Wash trading, without interference from authentic market interests, essentially allows buyers and sellers to choose their own prices. William’s guess—and let’s be clear, it’s just a guess, though supported by almost everyone in the incestuous online gossip mill where I’m forever ensconced—is that Account A is deliberately selling to Account B at a huge loss, making that B to get a big profit on every trade. This effectively transfers A’s funds to B, who can then calmly withdraw them in whatever sun-drenched Bahama he lives in.

“If they are successful,” Williams explained, “it results in a small percentage of the amount traded being effectively transferred from A to B on each trade, reducing A’s balance until it goes to zero.”

He explained it again in idiot’s terms: “You sell me an apple for $1, I sell it back to you for $2, you sell it back to me for $1, I sell it back to you for $2 again,” he said. “I now have $2 of yours that I didn’t have before.”

And voila!

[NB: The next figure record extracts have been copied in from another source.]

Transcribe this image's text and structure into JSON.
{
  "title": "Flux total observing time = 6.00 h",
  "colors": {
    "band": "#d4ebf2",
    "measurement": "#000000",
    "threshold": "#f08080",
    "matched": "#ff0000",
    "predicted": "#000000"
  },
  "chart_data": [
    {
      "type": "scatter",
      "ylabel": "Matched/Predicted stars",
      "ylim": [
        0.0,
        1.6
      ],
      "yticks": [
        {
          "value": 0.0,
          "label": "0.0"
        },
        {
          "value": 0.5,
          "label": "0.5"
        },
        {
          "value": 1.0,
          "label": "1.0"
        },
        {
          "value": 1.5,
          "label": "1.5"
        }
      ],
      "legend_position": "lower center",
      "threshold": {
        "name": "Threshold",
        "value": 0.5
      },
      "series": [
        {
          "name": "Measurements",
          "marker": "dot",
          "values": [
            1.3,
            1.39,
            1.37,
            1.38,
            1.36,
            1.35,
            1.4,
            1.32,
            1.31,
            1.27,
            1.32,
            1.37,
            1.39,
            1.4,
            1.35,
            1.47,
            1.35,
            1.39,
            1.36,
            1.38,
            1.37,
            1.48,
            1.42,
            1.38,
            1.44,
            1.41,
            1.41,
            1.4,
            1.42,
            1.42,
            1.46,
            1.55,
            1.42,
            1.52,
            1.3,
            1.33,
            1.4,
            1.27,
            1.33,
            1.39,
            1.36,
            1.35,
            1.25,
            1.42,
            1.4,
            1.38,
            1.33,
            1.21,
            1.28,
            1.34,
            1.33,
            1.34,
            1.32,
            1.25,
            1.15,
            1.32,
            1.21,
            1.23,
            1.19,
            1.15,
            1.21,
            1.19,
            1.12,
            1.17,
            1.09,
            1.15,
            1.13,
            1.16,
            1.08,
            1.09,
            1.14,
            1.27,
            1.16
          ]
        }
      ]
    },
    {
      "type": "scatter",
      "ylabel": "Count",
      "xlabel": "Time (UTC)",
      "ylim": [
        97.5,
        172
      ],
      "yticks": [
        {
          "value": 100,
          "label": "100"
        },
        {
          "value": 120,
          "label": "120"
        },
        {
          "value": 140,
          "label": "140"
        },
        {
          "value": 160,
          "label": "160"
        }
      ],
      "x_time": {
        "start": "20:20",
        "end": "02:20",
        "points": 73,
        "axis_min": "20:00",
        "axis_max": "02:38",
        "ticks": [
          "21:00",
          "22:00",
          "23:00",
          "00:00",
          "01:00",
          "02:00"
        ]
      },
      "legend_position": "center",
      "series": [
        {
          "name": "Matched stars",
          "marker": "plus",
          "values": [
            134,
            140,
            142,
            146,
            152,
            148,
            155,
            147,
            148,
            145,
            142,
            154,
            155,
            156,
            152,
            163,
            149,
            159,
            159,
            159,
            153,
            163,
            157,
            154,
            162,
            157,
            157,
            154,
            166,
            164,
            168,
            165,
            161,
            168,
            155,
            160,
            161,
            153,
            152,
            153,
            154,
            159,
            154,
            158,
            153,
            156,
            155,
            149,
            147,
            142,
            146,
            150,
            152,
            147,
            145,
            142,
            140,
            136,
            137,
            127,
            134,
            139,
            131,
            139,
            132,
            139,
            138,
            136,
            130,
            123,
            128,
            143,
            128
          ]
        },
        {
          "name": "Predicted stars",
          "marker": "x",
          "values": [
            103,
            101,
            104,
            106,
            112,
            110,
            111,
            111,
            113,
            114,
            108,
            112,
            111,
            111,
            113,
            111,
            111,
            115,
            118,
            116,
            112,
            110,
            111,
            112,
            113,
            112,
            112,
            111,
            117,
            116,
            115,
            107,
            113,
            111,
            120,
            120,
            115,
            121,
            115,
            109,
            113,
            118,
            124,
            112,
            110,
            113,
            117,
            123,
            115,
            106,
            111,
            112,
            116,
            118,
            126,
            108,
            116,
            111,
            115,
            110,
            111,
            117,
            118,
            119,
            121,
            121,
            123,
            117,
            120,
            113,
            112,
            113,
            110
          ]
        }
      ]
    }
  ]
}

Your millions are homeless.

Of course, no one could succeed in this. As mentioned, the two parties must be sure that no other traders could unknowingly become involved in their system – that is, participate as buyers or sellers. It must be an “almost empty order book,” Williams said. Otherwise, “someone else can trade with you and get in the way of your laundry trade.”

Likewise, the amounts traded must be huge, to ensure that the revenue from each manufactured “loss” is large enough to be worth it. “My intuition is that it doesn’t make sense to risk it, legally, unless the amounts are very large,” Williams says. “If you have $18 million in a stock market, you can afford to hire high-octane legal counsel if it comes to that.” (By “it,” I assume he means some kind of prosecution—this is market manipulation we’re talking about.)

More importantly, both parties must also have known each other beforehand. “It can only be done between two parties who have previously agreed on terms and know the market and timing of trades,” says Williams. They may have reached out to each other on Twitter, A may have bribed B over (or indeed under) the counter, or – more likely – it’s “all done by one party who has a set of API keys for both A’s and B’s ’s accounts.”

Which brings us to the question: WHO can this autoarbitrage be?

It is hard to say. The culprit must be very wealthy and possibly based in the Bahamas. A few has suspected a popular trader known as Algod, who was seen to have made a number of suspicious trades, but Algod has strictly denied any interference.

Nor is Williams the only theory about what exactly the mysterious stories are about. Jordan Fish, host of the crypto-themed UpOnlyTV podcast, speculated that the Bahamas account actually bought up the NFTs induced by account A. “The Bahamas account creates an NFT, [and] the stuck user buys NFT with their full balance,” he tweeted.

“This appears to be the first recorded case of NFT tools in existence,” Fish added.


The views and opinions expressed by the author are for informational purposes only and do not constitute financial, investment or other advice.